Liu Min, Gu Min, Wu Yichao, Zhu Pengcheng, Zhang Wei, Yin Changjun, Zhang Wei J
Nanjing Medical University First Affiliated Hospital, Jiangsu, China.
J Surg Res. 2009 Nov;157(1):e117-27. doi: 10.1016/j.jss.2008.10.018. Epub 2008 Nov 24.
Chronic allograft nephropathy (CAN) is a major cause of late allograft loss. Recent evidences suggest that Rho and its downstream effector ROCK may be greatly involved in the progression of renal fibrosis. Inhibition of Rho/ROCK pathway might interact with the inflammatory process in the renal interstitium, and antagonize the process of epithelial-to-mesenchymal transition (EMT). We hypothesized that Y-27632 could inhibit the chronic inflammatory process and prevent the progression of CAN.
Fisher (F344) kidneys were orthotopically transplanted into Lewis rat recipients. Lewis to Lewis rat kidney transplantation was served as the syngeneic control (Syn group). Allograft recipients were randomized and treated with either cyclosporine A alone (Allo group), or in combination with Y-27632 (30 mg/kg body weight/d intragastric, Y-27632 group). Renal function and urine protein excretion levels of the rats were analyzed. Animals were sacrificed 12 wk post-transplantation for histological and immunohistochemical studies, as well as analysis of the expression levels of chemokines, transforming growth factor (TGF-beta) 1 and alpha smooth muscle actin (alpha-SMA).
Renal function deteriorated progressively in the Allo group, and there was typical CAN morphology in the kidneys. However, Y-27632-treatment significantly prevented the deterioration of graft function, lessened the level of urine protein excretion, and preserved the renal structure. Attenuation of ED1 positive mononuclear cell infiltration and amelioration of tubulointerstitial fibrosis were achieved by Y-27632 intervention. This was associated with down-regulation of the expression of tubular monocyte chemoattractant protein-1, RANTES (regulated upon expression normal T cell expressed and secreted), and phosphorylated NF-kappaB (which was a marker for activation). Profibrotic protein (TGF-beta1) and alpha-SMA, a marker of EMT, were significantly down-regulated by Y-27632 treatment as well.

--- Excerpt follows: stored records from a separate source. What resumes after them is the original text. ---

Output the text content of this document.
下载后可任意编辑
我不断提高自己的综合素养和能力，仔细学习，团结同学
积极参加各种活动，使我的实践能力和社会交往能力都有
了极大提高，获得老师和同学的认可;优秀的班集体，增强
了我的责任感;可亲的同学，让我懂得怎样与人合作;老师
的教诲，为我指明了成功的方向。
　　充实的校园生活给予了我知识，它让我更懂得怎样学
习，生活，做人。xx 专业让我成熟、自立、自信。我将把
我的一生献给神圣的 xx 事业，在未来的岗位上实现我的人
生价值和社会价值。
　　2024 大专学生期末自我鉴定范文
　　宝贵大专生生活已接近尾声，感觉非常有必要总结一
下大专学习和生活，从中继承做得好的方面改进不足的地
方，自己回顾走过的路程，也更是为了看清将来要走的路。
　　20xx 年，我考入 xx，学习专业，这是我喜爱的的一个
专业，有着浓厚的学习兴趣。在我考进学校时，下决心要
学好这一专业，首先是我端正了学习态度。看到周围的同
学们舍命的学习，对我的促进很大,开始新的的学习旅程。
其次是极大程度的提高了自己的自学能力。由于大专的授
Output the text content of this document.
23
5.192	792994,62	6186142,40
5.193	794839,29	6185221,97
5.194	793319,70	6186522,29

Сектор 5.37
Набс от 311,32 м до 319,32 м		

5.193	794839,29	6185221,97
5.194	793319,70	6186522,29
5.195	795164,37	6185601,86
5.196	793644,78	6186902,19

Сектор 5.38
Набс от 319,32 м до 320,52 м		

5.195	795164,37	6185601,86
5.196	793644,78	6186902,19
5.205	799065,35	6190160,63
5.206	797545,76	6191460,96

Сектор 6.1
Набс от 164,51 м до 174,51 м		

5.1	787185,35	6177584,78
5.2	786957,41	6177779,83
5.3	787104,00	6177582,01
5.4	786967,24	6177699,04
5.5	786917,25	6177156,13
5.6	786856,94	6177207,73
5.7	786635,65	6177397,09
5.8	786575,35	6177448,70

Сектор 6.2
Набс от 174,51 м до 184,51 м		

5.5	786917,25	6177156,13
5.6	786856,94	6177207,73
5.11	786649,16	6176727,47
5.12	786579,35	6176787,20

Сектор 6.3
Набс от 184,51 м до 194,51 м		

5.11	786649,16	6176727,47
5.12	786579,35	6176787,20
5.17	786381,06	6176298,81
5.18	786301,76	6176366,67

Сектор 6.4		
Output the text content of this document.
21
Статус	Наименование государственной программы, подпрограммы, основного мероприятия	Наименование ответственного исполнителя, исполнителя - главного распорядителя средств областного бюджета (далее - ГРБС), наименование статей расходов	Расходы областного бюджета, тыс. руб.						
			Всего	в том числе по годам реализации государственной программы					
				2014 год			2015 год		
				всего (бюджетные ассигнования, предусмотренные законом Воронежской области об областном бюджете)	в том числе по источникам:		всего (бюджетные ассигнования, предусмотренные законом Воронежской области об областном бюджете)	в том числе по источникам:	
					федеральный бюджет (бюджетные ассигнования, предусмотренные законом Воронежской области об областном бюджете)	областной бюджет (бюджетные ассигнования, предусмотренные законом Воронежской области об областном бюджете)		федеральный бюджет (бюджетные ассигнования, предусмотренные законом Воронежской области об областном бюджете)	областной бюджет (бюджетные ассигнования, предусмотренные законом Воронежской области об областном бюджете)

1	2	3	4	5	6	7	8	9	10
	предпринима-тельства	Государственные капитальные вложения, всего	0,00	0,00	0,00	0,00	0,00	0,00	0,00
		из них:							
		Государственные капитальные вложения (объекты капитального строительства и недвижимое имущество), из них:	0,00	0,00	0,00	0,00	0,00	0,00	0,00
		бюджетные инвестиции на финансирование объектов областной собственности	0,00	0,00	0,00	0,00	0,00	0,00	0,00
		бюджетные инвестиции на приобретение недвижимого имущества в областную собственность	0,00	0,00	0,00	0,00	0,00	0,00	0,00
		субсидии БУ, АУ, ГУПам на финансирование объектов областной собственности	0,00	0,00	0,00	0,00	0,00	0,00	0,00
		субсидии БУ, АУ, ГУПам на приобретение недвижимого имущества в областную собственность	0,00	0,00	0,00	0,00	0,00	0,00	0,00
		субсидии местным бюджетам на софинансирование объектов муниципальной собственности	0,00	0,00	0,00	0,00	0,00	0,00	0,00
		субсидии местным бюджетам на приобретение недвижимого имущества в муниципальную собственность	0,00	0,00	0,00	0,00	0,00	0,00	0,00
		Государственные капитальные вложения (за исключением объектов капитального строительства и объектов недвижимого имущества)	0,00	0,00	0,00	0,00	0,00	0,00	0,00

The Rho/ROCK pathway plays an important role in the progression of CAN, and specific inhibition of Rho activity by Y-27632 showed favorable effects on blocking renal interstitial inflammation and fibrosis, thus efficiently retarding the development of CAN, which might provide us with a novel strategy to improve long-term renal graft survival.
慢性移植肾肾病(CAN)是移植肾晚期失功的主要原因。近期证据表明,Rho及其下游效应分子ROCK可能在肾纤维化进展中起重要作用。抑制Rho/ROCK信号通路可能与肾间质炎症过程相互作用,并拮抗上皮-间质转化(EMT)过程。我们推测Y-27632可抑制慢性炎症过程并阻止CAN的进展。
将Fisher(F344)大鼠肾脏原位移植到Lewis大鼠受体中。Lewis大鼠之间的肾移植作为同基因对照(Syn组)。移植肾受体随机分为单独接受环孢素A治疗(Allo组)或联合Y-27632治疗(30 mg/kg体重/天,经胃内给药,Y-27632组)。分析大鼠的肾功能和尿蛋白排泄水平。移植后12周处死动物,进行组织学和免疫组织化学研究,以及趋化因子、转化生长因子(TGF-β)1和α平滑肌肌动蛋白(α-SMA)表达水平的分析。
Allo组肾功能逐渐恶化,肾脏出现典型的CAN形态。然而,Y-27632治疗显著阻止了移植肾功能的恶化,降低了尿蛋白排泄水平,并保留了肾脏结构。Y-27632干预可减轻ED1阳性单核细胞浸润并改善肾小管间质纤维化。这与肾小管单核细胞趋化蛋白-1、调节激活正常T细胞表达和分泌的因子(RANTES)以及磷酸化核因子κB(激活标志物)表达下调有关。Y-27632治疗还可显著下调促纤维化蛋白(TGF-β1)和EMT标志物α-SMA。
Rho/ROCK信号通路在CAN进展中起重要作用,Y-27632特异性抑制Rho活性对阻断肾间质炎症和纤维化显示出良好效果,从而有效延缓CAN的发展,这可能为我们提供一种改善移植肾长期存活的新策略。